I don’t think typical citizens ever really bought the idea that much lower taxes on very rich people are in the interest of ordinary people. I think in this case it was more that the strength of opposition to cut taxes for the rich was weakened because there were many other issues to distract — partly because incomes for the majority were improving generally, and partly because much of the cutting was done with very little scrutiny or public awareness, helped in many cases by an elite-dominated media. This has definitely started to shift.

I think for the upper-middle class, managerial elite, it is quite different. Here the majority, I think, really agree with the arguments in favour of not taxing the rich. For them, what was perceived as ‘common sense’ really shifted, putting policies that were only very recently in place firmly beyond the pale. 

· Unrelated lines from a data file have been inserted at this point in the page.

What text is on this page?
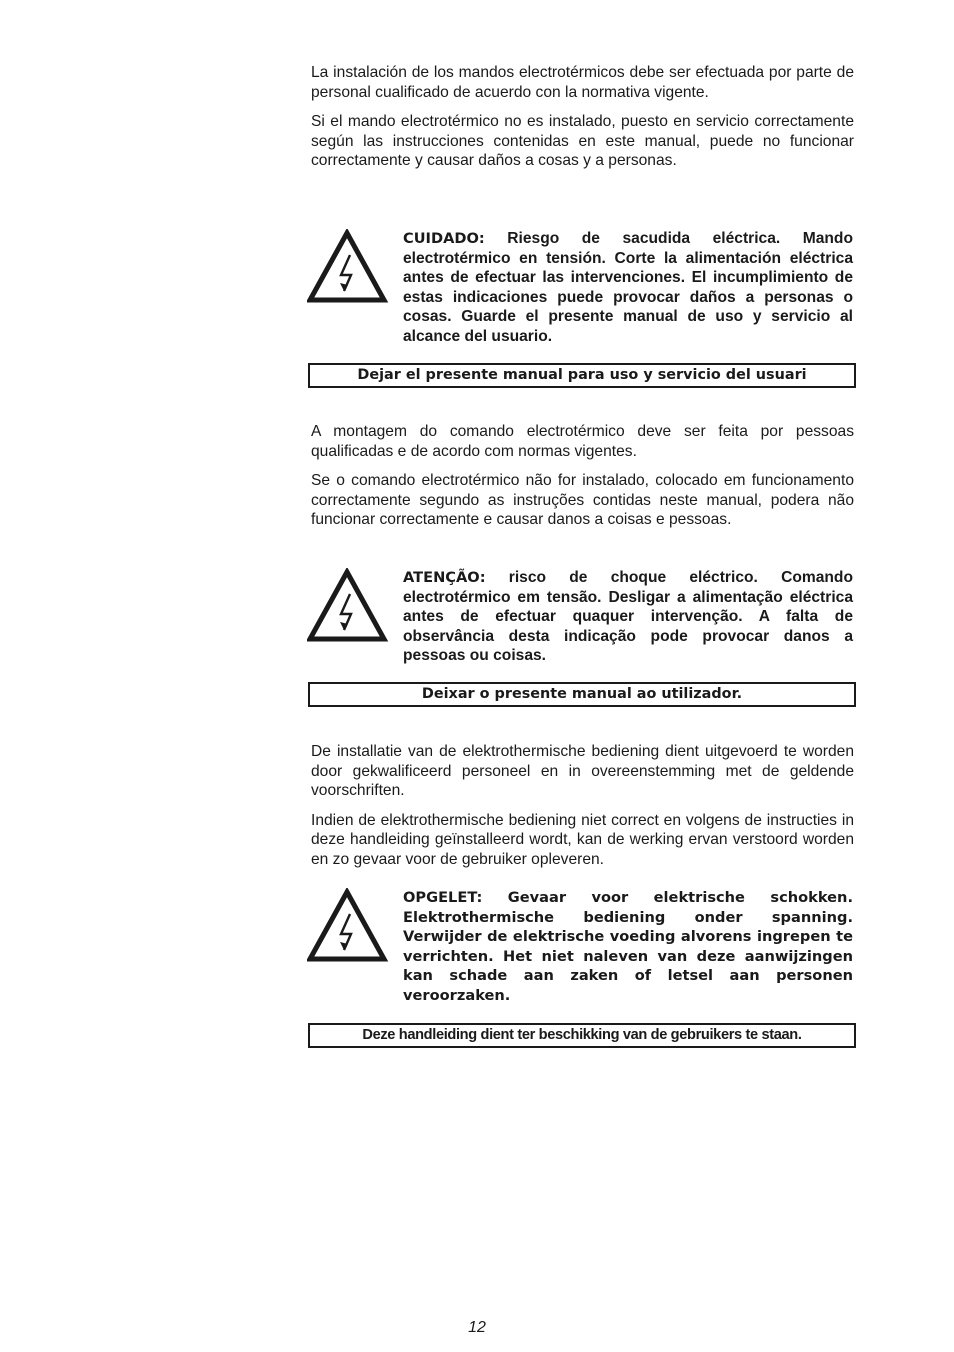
La instalación de los mandos electrotérmicos debe ser efectuada por parte de personal cualificado de acuerdo con la normativa vigente.

Si el mando electrotérmico no es instalado, puesto en servicio correctamente según las instrucciones contenidas en este manual, puede no funcionar correctamente y causar daños a cosas y a personas.

CUIDADO: Riesgo de sacudida eléctrica. Mando electrotérmico en tensión. Corte la alimentación eléctrica antes de efectuar las intervenciones. El incumplimiento de estas indicaciones puede provocar daños a personas o cosas. Guarde el presente manual de uso y servicio al alcance del usuario.

Dejar el presente manual para uso y servicio del usuari

A montagem do comando electrotérmico deve ser feita por pessoas qualificadas e de acordo com normas vigentes.

Se o comando electrotérmico não for instalado, colocado em funcionamento correctamente segundo as instruções contidas neste manual, podera não funcionar correctamente e causar danos a coisas e pessoas.

ATENÇÃO: risco de choque eléctrico. Comando electrotérmico em tensão. Desligar a alimentação eléctrica antes de efectuar quaquer intervenção. A falta de observância desta indicação pode provocar danos a pessoas ou coisas.

Deixar o presente manual ao utilizador.

De installatie van de elektrothermische bediening dient uitgevoerd te worden door gekwalificeerd personeel en in overeenstemming met de geldende voorschriften.

Indien de elektrothermische bediening niet correct en volgens de instructies in deze handleiding geïnstalleerd wordt, kan de werking ervan verstoord worden en zo gevaar voor de gebruiker opleveren.

OPGELET: Gevaar voor elektrische schokken. Elektrothermische bediening onder spanning. Verwijder de elektrische voeding alvorens ingrepen te verrichten. Het niet naleven van deze aanwijzingen kan schade aan zaken of letsel aan personen veroorzaken.

Deze handleiding dient ter beschikking van de gebruikers te staan.
12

Perhaps most importantly this happened to the majority of those on the mainstream political left as well as the right, meaning that alternatives were simply not on the table.

Is this changing? Well certainly in bellwether economies like the US and France these issues are very much back in political debate. The protests by the Gilet Jaunes or Yellow vests movement have rocked the French establishment. But French President Emmanuel Macron has so far not reinstated the wealth tax despite giving many other concessions. And Cortez, Sanders and Warren may be brilliant, but they are not in power. 

However, they are collectively forcing a shift in terms of the debate, in the understanding of what is common sense. That is crucial, and I think it is really starting to happen. History shows us that the amount of tax the rich pay is primarily a political, societal and moral question.  

It is shifts in these areas that will bring change and enable a broadening of the debate and for progressive ideas to be put back on the table. I think it is not unreasonable to think that some of these shifts show signs of happening. The question is: what can we do to accelerate them and ensure they are big enough and permanent enough to underpin real change.

There is no doubt that we will not be able to fix the inequality crisis and build a more equal world without making the rich pay their fair share of tax. It does seem that this view is once again starting to become common sense. Let’s hope so.

Higher minimum wage in Nigeria, fairer wages in Bangladesh

In the video that millions have watched, Byanyima talks powerfully about dignified work and exploitation, and tells the story of poultry workers Oxfam has worked with in the US who have to wear diapers/nappies to work because they cannot have toilet breaks.

On the issue of fairer wages, there was some really positive news this week from Nigeria, where widespread protests organised by trade unions in the run up to the election have led to a really significant increase in the minimum wage.

The government had originally agreed to increase the wage, but then reneged on this promise. It was only in the face of widespread protest that they changed their minds.

At the same time as many as 50,000 garment workers have been striking in Bangladesh for fairer wages. Police killed one protester and as many as 5,000 have been sacked. They are of course almost entirely young women. 

I met garment workers at a trade union meeting in Myanmar a few years ago, and it was so inspiring to see ordinary workers fighting back, and taking huge risks to do so. For these young people these ideas of fairer wages and fairer taxes are not old fashioned — they are clearly common sense.